Гей-гей! насколько видно глазу, раскинулись табором вереницы нагруженных возов, но в них ещё вливаются всё новые и новые. Ревут и рыкают волы, хищно ржут кони, покушаясь ринуться в битву, гукают и бранятся возницы. Мужчины седые и средовеки собираются кучками на подводах и под телегами, гомонят, звучно перекликаясь, и курят трубки. А кое-кто, не тратя даром времени, крепко заснул.
…Вот, раскинув ноги в лаптях, почивает кряжистый человечина с одной левой рукою; не мешают ему ни докучливые мухи, ни нестихающий людской говор. Кто-то, шедши мимо, зацепился за него и смачно выругался: «А ну, подбери уды!» – он и не моргнул. Рядом молодой погонщик, совсем безусый, одетый по-казачьи, в высокой шапке, накрывающей волосы, которые упорно пытаются из-под неё высунуться наружу. Брови тоненькие и длинные, словно девичьи; длинные пушистые ресницы окаймляют тёмно-серые озерки очей. А подымется – стан гнётся легко, как лоза. Он не встревает в чужие разговоры, но ежели кто в него назойливо вперивается – смущенно отводит взгляд; зато подолгу дивится на небо, иссиня-голубое и манящее своей бездонностью, так что заходится сердце, а по воздушному полю резвятся тучки, клокастые и проворные…

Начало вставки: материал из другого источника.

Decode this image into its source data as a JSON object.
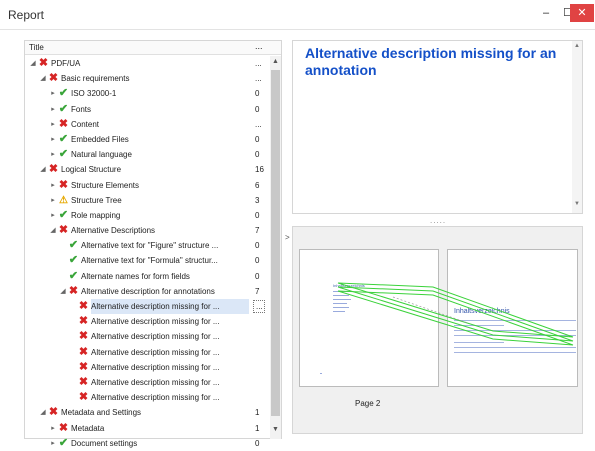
{
  "window": {
    "title": "Report",
    "min_glyph": "–",
    "max_glyph": "☐",
    "close_glyph": "✕"
  },
  "tree": {
    "col_title": "Title",
    "col_more": "...",
    "rows": [
      {
        "label": "PDF/UA",
        "count": "...",
        "level": 0,
        "status": "x",
        "expanded": true
      },
      {
        "label": "Basic requirements",
        "count": "...",
        "level": 1,
        "status": "x",
        "expanded": true
      },
      {
        "label": "ISO 32000-1",
        "count": "0",
        "level": 2,
        "status": "ok",
        "expanded": false
      },
      {
        "label": "Fonts",
        "count": "0",
        "level": 2,
        "status": "ok",
        "expanded": false
      },
      {
        "label": "Content",
        "count": "...",
        "level": 2,
        "status": "x",
        "expanded": false
      },
      {
        "label": "Embedded Files",
        "count": "0",
        "level": 2,
        "status": "ok",
        "expanded": false
      },
      {
        "label": "Natural language",
        "count": "0",
        "level": 2,
        "status": "ok",
        "expanded": false
      },
      {
        "label": "Logical Structure",
        "count": "16",
        "level": 1,
        "status": "x",
        "expanded": true
      },
      {
        "label": "Structure Elements",
        "count": "6",
        "level": 2,
        "status": "x",
        "expanded": false
      },
      {
        "label": "Structure Tree",
        "count": "3",
        "level": 2,
        "status": "warn",
        "expanded": false
      },
      {
        "label": "Role mapping",
        "count": "0",
        "level": 2,
        "status": "ok",
        "expanded": false
      },
      {
        "label": "Alternative Descriptions",
        "count": "7",
        "level": 2,
        "status": "x",
        "expanded": true
      },
      {
        "label": "Alternative text for \"Figure\" structure ...",
        "count": "0",
        "level": 3,
        "status": "ok",
        "expanded": null
      },
      {
        "label": "Alternative text for \"Formula\" structur...",
        "count": "0",
        "level": 3,
        "status": "ok",
        "expanded": null
      },
      {
        "label": "Alternate names for form fields",
        "count": "0",
        "level": 3,
        "status": "ok",
        "expanded": null
      },
      {
        "label": "Alternative description for annotations",
        "count": "7",
        "level": 3,
        "status": "x",
        "expanded": true
      },
      {
        "label": "Alternative description missing for ...",
        "count": "",
        "level": 4,
        "status": "x",
        "expanded": null,
        "selected": true
      },
      {
        "label": "Alternative description missing for ...",
        "count": "",
        "level": 4,
        "status": "x",
        "expanded": null
      },
      {
        "label": "Alternative description missing for ...",
        "count": "",
        "level": 4,
        "status": "x",
        "expanded": null
      },
      {
        "label": "Alternative description missing for ...",
        "count": "",
        "level": 4,
        "status": "x",
        "expanded": null
      },
      {
        "label": "Alternative description missing for ...",
        "count": "",
        "level": 4,
        "status": "x",
        "expanded": null
      },
      {
        "label": "Alternative description missing for ...",
        "count": "",
        "level": 4,
        "status": "x",
        "expanded": null
      },
      {
        "label": "Alternative description missing for ...",
        "count": "",
        "level": 4,
        "status": "x",
        "expanded": null
      },
      {
        "label": "Metadata and Settings",
        "count": "1",
        "level": 1,
        "status": "x",
        "expanded": true
      },
      {
        "label": "Metadata",
        "count": "1",
        "level": 2,
        "status": "x",
        "expanded": false
      },
      {
        "label": "Document settings",
        "count": "0",
        "level": 2,
        "status": "ok",
        "expanded": false
      }
    ],
    "selected_count": "..."
  },
  "detail": {
    "heading": "Alternative description missing for an annotation"
  },
  "preview": {
    "page_label": "Page 2",
    "left_page_heading": "Inhaltsverzeichnis",
    "right_page_heading": "Inhaltsverzeichnis"
  },
  "colors": {
    "error": "#d62424",
    "ok": "#3aa53a",
    "warning": "#e6a800",
    "heading": "#1450c8"
  }
}
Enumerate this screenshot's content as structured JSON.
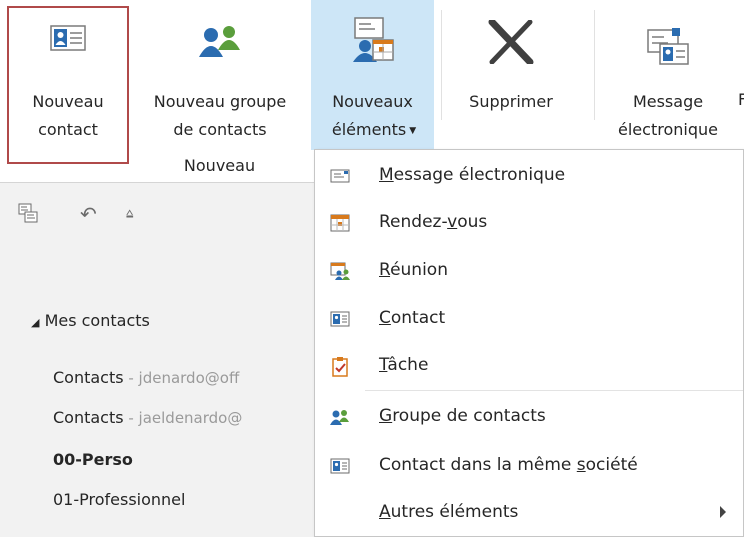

Покой нарушил внезапный лязг оружия: вблизи табора, встречаемые с великим почётом казаками, проехали двое полковников. Погонщики, даже те, которые спали, вскочили посмотреть на них; кое-кому оказался слышен и разговор.
– Многовато мы под Зборовом потеряли времени, поджидая того хана, – королевское войско уже преминуло болотистые места. Вот где было б ударить! – сказал один.